Réforme de la Moudawana : des militantes expriment leur “grande déception” quant au Taâssib et à la filiation par ADN
Les principaux point de la révision du Code de la Famille qui ont été dévoilés le 24 décembre, continuent de faire débat. Malgré les acquis importants concernant la garde et la tutelle, certains points, surtout ceux liés à la filiation et à l’héritage, suscitent une profonde déception parmi les militantes. Détails.
Le Conseil des oulémas a bloqué les propositions de réforme du Taâssib. Cette règle consiste à rechercher dans la famille de la mère ou du père, pour prendre une part de l'héritage de la fille unique ou des soeurs sans frère.
“Nous voulons faire une loi qui est conforme à l'islam et conforme à la logique”, déclareMe Khadija El Amrani, avocate et militante féministe, en réaction aux révélations sur la réforme de la Moudawana. “On ne demande pas de réformer la Charia. Il ne s'agit que de quelques retouches, pour faire la distinction entre ce qui est la parole divine et la parole de l'homme”.
“Notre grande déception, c'est qu'il était possible d'abolir les bénéficiaires collatéraux du Taâssib [héritage ar agnation]”, précise-t-elle.

“Aujourd’hui, nous continuons à sacraliser le Coran qui est le texte référentiel sacré. Mais pourquoi est-ce qu'il n'y a pas eu un effort de la part du Conseil des Oulémas pour éviter les injustices, pour revoir la parole des Fouqaha ? Puisque ce sont eux qui ont mis en place ce système, ce sont eux les bénéficiaires du Taâssib”.
“Nous avons demandé, et c'était faisable aussi, que l'article 280 de la Moudawana soit modifié.
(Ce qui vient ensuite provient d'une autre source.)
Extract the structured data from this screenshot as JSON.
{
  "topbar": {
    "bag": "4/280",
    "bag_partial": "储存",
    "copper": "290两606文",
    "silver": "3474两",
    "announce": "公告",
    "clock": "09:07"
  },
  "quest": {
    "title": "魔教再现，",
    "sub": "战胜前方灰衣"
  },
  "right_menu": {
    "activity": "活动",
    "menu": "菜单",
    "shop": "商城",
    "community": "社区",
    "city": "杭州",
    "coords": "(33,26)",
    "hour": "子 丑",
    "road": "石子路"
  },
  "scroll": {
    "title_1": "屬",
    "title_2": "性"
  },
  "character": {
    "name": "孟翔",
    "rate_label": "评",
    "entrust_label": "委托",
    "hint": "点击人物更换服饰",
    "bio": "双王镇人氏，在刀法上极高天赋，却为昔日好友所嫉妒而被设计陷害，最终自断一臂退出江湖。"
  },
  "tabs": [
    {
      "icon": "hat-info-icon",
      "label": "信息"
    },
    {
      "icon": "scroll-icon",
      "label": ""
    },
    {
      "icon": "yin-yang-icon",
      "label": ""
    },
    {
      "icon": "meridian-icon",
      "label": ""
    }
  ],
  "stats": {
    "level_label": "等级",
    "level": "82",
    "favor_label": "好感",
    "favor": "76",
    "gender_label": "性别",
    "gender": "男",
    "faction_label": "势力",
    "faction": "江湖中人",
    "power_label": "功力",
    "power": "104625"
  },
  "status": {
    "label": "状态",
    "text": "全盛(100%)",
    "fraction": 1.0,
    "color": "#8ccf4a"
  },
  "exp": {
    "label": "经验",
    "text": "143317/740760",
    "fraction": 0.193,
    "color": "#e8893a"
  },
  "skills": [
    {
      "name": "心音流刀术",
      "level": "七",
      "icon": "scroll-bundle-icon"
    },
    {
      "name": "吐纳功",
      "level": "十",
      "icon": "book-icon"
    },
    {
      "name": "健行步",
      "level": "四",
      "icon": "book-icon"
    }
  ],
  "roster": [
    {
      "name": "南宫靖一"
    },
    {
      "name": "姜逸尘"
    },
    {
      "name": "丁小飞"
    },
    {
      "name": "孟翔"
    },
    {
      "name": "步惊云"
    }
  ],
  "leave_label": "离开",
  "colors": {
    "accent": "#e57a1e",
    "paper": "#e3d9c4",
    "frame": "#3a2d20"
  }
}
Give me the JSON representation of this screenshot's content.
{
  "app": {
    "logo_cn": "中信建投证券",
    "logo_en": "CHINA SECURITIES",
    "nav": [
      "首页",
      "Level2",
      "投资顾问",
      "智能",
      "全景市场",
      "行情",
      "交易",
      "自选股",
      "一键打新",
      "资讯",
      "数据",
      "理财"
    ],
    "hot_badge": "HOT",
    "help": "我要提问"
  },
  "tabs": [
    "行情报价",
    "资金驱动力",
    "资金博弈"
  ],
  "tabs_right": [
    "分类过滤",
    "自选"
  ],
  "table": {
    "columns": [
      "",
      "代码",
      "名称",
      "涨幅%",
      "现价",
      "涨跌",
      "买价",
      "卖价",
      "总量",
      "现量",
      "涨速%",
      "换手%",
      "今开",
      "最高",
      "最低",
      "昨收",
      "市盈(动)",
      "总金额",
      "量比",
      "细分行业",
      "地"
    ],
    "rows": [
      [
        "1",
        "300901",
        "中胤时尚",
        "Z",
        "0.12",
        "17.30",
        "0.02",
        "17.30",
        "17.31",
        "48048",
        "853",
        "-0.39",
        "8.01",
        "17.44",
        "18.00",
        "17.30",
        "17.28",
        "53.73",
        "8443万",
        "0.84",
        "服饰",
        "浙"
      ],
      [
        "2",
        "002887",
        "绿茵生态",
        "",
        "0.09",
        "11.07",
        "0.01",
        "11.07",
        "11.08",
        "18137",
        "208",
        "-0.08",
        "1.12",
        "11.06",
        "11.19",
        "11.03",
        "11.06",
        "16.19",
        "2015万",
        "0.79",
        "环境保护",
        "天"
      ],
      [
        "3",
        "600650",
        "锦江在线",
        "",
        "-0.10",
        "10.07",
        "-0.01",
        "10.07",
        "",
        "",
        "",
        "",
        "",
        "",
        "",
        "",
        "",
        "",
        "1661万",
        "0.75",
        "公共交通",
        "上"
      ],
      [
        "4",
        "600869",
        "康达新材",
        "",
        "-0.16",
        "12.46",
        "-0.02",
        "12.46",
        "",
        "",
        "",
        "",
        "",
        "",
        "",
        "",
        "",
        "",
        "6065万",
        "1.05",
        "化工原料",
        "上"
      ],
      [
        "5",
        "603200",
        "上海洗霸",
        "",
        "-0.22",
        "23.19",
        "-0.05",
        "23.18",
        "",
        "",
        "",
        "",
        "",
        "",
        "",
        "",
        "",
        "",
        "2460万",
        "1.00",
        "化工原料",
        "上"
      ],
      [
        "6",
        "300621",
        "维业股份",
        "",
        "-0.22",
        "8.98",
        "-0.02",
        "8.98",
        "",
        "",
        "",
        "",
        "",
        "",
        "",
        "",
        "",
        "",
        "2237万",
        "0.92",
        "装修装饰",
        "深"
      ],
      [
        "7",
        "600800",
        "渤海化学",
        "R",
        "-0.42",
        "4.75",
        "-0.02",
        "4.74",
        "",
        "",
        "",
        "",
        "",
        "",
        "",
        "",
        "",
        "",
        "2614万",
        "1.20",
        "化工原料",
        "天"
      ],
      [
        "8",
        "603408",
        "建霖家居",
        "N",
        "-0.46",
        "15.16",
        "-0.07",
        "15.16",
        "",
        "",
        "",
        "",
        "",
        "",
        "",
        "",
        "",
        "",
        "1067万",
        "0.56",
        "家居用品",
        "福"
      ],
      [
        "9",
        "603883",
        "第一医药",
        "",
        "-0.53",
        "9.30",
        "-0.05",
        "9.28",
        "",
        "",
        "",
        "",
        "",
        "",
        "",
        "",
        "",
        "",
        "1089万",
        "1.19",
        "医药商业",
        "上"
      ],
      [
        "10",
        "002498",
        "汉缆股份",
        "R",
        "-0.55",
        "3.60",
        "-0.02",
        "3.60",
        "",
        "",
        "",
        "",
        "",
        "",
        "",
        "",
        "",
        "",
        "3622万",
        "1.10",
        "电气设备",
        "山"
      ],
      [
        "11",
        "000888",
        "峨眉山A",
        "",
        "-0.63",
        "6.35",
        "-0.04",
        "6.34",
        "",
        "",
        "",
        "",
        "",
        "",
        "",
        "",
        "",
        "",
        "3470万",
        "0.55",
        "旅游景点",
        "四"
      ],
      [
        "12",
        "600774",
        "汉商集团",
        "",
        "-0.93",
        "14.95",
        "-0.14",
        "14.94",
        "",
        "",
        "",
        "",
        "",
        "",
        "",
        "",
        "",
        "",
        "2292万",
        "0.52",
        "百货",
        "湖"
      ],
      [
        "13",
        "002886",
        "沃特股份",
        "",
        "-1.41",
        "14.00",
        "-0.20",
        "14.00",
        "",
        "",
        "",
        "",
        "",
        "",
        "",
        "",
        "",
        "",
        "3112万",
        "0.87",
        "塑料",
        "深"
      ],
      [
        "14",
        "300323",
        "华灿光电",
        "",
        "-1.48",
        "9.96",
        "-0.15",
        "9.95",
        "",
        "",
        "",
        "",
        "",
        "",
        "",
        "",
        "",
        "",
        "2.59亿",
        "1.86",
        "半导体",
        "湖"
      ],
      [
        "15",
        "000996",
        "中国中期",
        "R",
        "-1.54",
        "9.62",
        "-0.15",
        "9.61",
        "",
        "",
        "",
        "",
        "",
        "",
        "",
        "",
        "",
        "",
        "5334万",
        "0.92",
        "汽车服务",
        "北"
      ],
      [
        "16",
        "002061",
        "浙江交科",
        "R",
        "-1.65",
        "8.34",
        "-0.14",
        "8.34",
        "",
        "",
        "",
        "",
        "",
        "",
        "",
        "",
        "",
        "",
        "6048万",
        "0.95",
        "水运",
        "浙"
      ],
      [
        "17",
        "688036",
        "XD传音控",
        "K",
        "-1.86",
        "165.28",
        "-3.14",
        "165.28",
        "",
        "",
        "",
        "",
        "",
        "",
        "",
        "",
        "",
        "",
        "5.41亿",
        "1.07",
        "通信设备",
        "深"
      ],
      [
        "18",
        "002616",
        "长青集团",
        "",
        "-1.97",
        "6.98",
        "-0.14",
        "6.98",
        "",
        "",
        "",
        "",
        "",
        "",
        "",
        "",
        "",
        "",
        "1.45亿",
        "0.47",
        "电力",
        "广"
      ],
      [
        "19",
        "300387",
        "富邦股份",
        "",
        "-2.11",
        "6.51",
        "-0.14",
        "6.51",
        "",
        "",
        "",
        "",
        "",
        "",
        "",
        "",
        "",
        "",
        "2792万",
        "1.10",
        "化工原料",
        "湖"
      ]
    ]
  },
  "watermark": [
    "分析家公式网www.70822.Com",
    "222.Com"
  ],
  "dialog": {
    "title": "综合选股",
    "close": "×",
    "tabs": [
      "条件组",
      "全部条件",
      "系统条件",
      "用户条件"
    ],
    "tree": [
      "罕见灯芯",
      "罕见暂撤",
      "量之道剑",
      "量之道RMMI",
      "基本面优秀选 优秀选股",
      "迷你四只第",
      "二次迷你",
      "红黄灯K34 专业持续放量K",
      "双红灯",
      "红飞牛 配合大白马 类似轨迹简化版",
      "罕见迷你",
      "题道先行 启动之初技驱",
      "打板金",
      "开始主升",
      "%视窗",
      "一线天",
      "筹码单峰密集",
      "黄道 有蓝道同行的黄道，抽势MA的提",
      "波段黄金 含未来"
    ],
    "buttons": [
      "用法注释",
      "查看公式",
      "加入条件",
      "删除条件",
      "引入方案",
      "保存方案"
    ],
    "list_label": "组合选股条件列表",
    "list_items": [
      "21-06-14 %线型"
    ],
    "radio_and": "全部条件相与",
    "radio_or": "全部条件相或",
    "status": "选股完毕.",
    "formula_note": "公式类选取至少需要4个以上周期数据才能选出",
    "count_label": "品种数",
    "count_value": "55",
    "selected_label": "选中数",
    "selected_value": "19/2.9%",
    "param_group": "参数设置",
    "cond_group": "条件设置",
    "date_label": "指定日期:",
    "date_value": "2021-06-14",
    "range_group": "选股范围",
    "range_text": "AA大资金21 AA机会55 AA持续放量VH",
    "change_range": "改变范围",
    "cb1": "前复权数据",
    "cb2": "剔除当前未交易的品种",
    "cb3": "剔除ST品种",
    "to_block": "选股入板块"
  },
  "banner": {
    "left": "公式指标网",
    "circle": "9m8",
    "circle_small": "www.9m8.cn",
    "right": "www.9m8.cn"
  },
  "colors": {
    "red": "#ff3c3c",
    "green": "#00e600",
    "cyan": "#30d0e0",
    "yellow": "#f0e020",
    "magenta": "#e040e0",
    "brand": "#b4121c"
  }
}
Celui-ci prévoit que vous pouvez faire un testament au profit d'un héritier, mais à deux conditions. Que tous les futurs héritiers valident le testament avant le décès du futur défunt, et qu'après le décès du défunt, encore une fois, le testament ne soit contesté par aucun des héritiers. Ce qui rend la chose impossible. Il y aura toujours un contestataire”.
“Concernant l'ADN et la filiation, c'est une très grosse déception. C'est le fameux article 148 de la Moudawana, l'ADN ne sera pas considéré comme preuve pour attester de la paternité. Ce sont des enfants qui n'ont commis aucun péché. On leur donne le droit à la vie. Et on ne leur donne pas le droit à la dignité”.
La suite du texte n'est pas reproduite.